One of the first things students will learn when they arrive for the first day of school in Waupaca will be the district’s new anti-bullying policy.
Districts throughout Wisconsin are revamping policies to meet new guidelines from the state Department of Public Instruction.
The Waupaca School Board adopted the new policy at its Aug. 10 meeting.
“We have dealt with all of these issues over the years – from bullying to intimidation to hazing,” said Dr. David Poeschl, the district administrator. “A written policy is a good way to capture the essence of this type of behavior. It cites examples, as well as consequences.”
The policy defines bullying as “a series of negative and/or violent repetitive actions between individual students or groups of students. Bullying is deliberate or intentional behavior using words or actions, intended to cause fear, intimidation or harm. Bullying may be repeated behavior and involves an imbalance of power.”
Examples of bullying in the policy include assault, kicking, punching, slapping, pulling on clothes, shoving, spitting, making dirty gestures or faces.
Poeschl explained how “making faces” could constitute an act of bullying.
“Imagine a third-grader who was bullied out on the playground. Then he goes to lunch and the bully starts making angry faces at the kid. He’s intimidated and it affects him throughout the day,” Poeschl said. “If some kid sticks her tongue out at another kid, we’re not going to accuse her of bullying without looking at intent and what behavior preceded it.”
The policy provides a list of consequences for bullies. Minor infractions may result in a note to the parents, staying after school, a letter of apology, meetings with parents, staff, the bully and the victim. More serious or repeated violations of the policy may lead to loss of extracurricular privileges, suspension, even expulsion.

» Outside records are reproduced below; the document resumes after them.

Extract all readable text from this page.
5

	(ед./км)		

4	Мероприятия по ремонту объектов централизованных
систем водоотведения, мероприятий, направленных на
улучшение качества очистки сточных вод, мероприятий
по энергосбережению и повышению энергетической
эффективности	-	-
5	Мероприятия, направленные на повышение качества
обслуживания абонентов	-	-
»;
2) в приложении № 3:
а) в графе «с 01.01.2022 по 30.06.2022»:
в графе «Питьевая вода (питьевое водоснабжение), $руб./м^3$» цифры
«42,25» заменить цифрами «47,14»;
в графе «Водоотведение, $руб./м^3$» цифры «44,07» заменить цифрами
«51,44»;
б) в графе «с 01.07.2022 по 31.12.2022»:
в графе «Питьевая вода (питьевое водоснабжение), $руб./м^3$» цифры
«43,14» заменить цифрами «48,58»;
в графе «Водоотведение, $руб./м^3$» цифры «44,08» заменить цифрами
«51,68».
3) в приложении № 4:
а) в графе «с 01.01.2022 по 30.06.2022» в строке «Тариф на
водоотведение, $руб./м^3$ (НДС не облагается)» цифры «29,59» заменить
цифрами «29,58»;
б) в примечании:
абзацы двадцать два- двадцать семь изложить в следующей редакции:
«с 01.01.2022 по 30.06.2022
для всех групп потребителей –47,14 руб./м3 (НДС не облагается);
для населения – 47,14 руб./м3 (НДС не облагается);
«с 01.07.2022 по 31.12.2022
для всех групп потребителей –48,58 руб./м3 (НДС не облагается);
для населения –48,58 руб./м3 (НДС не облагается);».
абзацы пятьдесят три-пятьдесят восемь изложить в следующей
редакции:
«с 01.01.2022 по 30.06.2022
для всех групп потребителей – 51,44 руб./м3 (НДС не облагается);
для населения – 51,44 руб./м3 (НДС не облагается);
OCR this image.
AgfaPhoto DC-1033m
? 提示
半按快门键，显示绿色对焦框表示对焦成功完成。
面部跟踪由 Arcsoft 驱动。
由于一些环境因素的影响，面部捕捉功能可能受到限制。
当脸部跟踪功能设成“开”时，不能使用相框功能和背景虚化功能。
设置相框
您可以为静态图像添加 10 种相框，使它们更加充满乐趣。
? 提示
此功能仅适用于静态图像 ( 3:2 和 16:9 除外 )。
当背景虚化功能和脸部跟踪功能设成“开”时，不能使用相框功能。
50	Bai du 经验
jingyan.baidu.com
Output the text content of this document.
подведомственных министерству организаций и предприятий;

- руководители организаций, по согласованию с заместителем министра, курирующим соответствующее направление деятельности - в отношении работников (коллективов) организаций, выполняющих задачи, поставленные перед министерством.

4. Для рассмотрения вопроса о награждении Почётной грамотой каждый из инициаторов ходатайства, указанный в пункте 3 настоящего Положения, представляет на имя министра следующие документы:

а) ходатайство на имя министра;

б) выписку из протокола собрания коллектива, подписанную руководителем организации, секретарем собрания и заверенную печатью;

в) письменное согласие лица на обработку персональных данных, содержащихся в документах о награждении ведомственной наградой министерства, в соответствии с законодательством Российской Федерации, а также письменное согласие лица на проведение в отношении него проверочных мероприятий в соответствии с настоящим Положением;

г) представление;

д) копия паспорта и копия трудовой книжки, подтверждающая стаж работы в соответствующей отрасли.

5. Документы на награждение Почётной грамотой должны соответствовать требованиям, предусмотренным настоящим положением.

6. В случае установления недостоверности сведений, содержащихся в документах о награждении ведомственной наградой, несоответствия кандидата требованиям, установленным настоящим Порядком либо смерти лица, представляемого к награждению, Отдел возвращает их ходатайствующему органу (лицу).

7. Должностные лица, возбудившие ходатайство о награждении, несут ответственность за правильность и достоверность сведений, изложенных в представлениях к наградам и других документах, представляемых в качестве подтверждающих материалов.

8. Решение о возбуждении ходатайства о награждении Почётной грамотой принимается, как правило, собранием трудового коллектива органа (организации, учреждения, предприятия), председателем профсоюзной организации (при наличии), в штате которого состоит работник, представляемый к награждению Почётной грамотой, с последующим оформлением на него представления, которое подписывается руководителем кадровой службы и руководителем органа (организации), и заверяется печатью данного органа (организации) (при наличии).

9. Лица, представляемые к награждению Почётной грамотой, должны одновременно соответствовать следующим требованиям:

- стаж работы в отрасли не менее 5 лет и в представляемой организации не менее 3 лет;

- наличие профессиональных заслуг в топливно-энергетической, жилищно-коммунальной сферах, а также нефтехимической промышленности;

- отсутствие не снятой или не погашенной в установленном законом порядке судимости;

Poeschl said he could not recall a bullying incident that has resulted in a student being expelled. However, students have been suspended for bullying and the school police liaison officer has dealt with situations of harassment both in and out of school.
“We’re a very typical community with traditional issues of boys picking on boys and girls picking on girls,” according to Ben Rayome, the principal at Waupaca Middle School. “Most of the bullying and harassment we see tends to be verbal.”
The district covered new ground in its policy when it included a section on cyberbullying.
Cyberbullying is defined in the policy as “when a child, preteen or teen is tormented, threatened, harassed, humiliated, embarrassed, or otherwise targeted by another child, preteen, or teen using the Internet, interactive and digital technologies or mobile phones.”
Poeschl said that new technologies, especially those dealing with social networking, provide new opportunities for harassment and intimidation.
He noted that a cyberbullying situation may start off campus, such as negative comments posted on Facebook.
“If it caused a disruption at school, we would deal with that,” Poeschl said.
“Cyberbullying was included in the policy because we have seen it occurring more,” Rayome said. “It tends to start off school the previous night, then is carried over to school. The students are bringing those negative feelings that originated outside of school with them when they come to school, so it becomes an issue we must deal with.”
Rayome said one of the policy’s goals is to encourage students to report harassment and intimidation to the staff so that action can be taken to protect them from bullies.
“The kids are in school eight hours a day, five days a week,” Rayome said. “We want them to feel safe in our buildings, as well as in the community.”